Li Qiurong, Zhang Qiang, Wang Chenyang, Li Ning, Li Jieshou
Institute of General Surgery, Jinling Hospital, Nanjing, China.
FEBS J. 2008 Dec;275(23):6022-32. doi: 10.1111/j.1742-4658.2008.06731.x.
Enteropathogenic Escherichia coli (EPEC) has been shown to disrupt the barrier function of host intestinal epithelial tissues through entering tight junctions. However, the mechanism by which this occurs remains poorly understood. In this study, we determined that EPEC invades host cells through tight junctions as it initiates infection. Immunofluorescence microscopy revealed redistribution of the tight-junction proteins occludin and ZO-1 from an intercellular to a cytoplasmic location after EPEC invasion. Flotillin-1 was recruited to sites of EPEC entry. EPEC entered host cells through tight-junction membrane microdomains. Tight-junction ultrastructure was disrupted following EPEC infection, accompanied by loss of barrier function. EPEC infection caused a time-dependent decrease in trans-epithelial electrical resistance. Subcellular fractionation using discontinuous sucrose density gradients demonstrated a decline in raft-associated occludin following exposure to EPEC. These results indicate the important role of host membrane tight-junction microdomains in EPEC invasion.

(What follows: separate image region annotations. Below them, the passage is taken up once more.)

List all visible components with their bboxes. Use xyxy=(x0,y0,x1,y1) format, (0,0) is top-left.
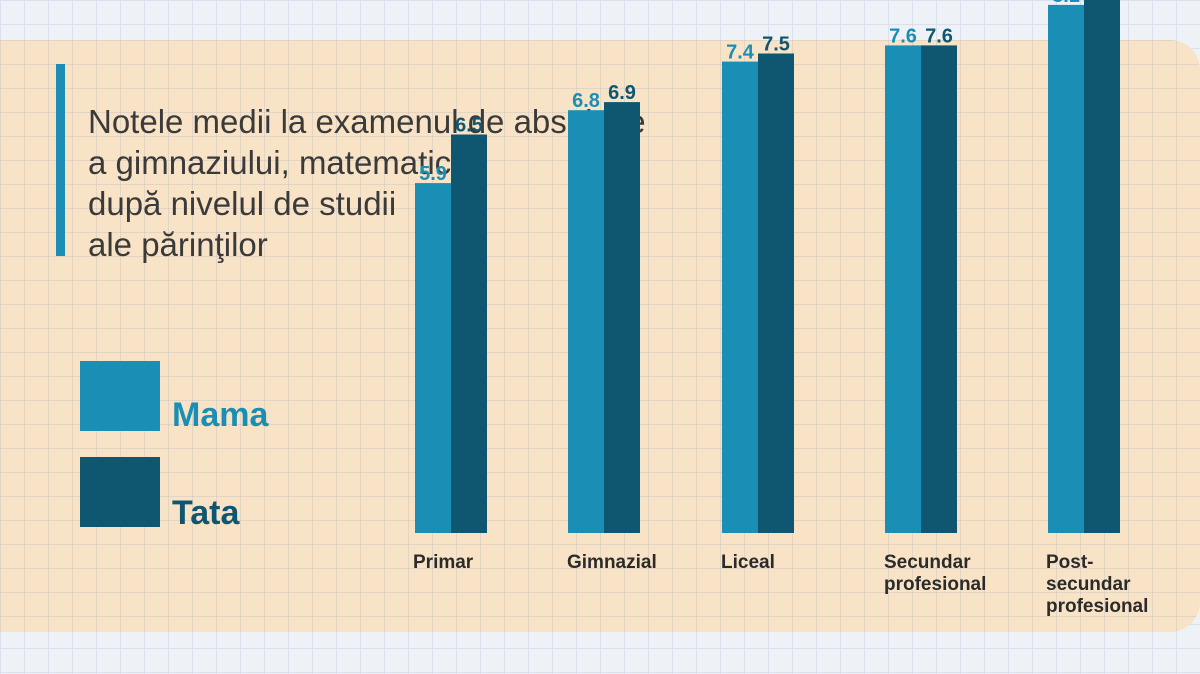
bar-tata xyxy=(758,53,794,533)
bar-value-label: 6.8 xyxy=(572,90,600,112)
category-label: Primar xyxy=(413,552,474,573)
legend-swatch-mama xyxy=(80,361,160,431)
bar-mama xyxy=(568,110,604,533)
bar-value-label: 7.5 xyxy=(762,34,790,56)
chart-title-line: Notele medii la examenul de absolvire xyxy=(88,103,646,140)
title-accent-bar xyxy=(56,64,65,256)
bar-tata xyxy=(451,134,487,533)
bar-value-label: 7.6 xyxy=(889,25,917,47)
bar-tata xyxy=(1084,0,1120,534)
bar-mama xyxy=(722,61,758,533)
bar-tata xyxy=(604,102,640,533)
legend-swatch-tata xyxy=(80,457,160,527)
category-label: Gimnazial xyxy=(567,552,657,573)
bar-mama xyxy=(885,45,921,534)
bar-value-label: 5.9 xyxy=(419,163,447,185)
category-label: Liceal xyxy=(721,552,775,573)
bar-value-label: 7.4 xyxy=(726,42,755,64)
bar-mama xyxy=(415,183,451,533)
chart-title-line: a gimnaziului, matematica, xyxy=(88,144,479,181)
chart-title: Notele medii la examenul de absolvire a … xyxy=(88,101,748,265)
bar-value-label: 8.1 xyxy=(1052,0,1080,7)
bar-value-label: 6.5 xyxy=(455,115,483,137)
bar-mama xyxy=(1048,4,1084,533)
bar-value-label: 7.6 xyxy=(925,25,953,47)
legend-label-mama: Mama xyxy=(172,396,269,434)
bar-tata xyxy=(921,45,957,534)
bar-value-label: 6.9 xyxy=(608,82,636,104)
category-label: Secundar xyxy=(884,552,971,573)
category-label: profesional xyxy=(1046,596,1148,617)
chart-title-line: după nivelul de studii xyxy=(88,185,397,222)
category-label: Post- xyxy=(1046,552,1094,573)
category-label: secundar xyxy=(1046,574,1131,595)
legend-label-tata: Tata xyxy=(172,494,240,532)
category-label: profesional xyxy=(884,574,986,595)
chart-title-line: ale părinţilor xyxy=(88,226,268,263)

肠致病性大肠杆菌(EPEC)已被证明可通过进入紧密连接来破坏宿主肠道上皮组织的屏障功能。然而,其发生机制仍知之甚少。在本研究中,我们确定EPEC在引发感染时通过紧密连接侵入宿主细胞。免疫荧光显微镜检查显示,EPEC入侵后,紧密连接蛋白闭合蛋白和闭锁小带蛋白1(ZO-1)从细胞间位置重新分布到细胞质位置。小窝蛋白-1(Flotillin-1)被募集到EPEC进入的部位。EPEC通过紧密连接膜微结构域进入宿主细胞。EPEC感染后紧密连接超微结构被破坏,同时屏障功能丧失。EPEC感染导致跨上皮电阻随时间下降。使用不连续蔗糖密度梯度进行亚细胞分级分离显示,暴露于EPEC后,与脂筏相关的闭合蛋白减少。这些结果表明宿主膜紧密连接微结构域在EPEC入侵中起重要作用。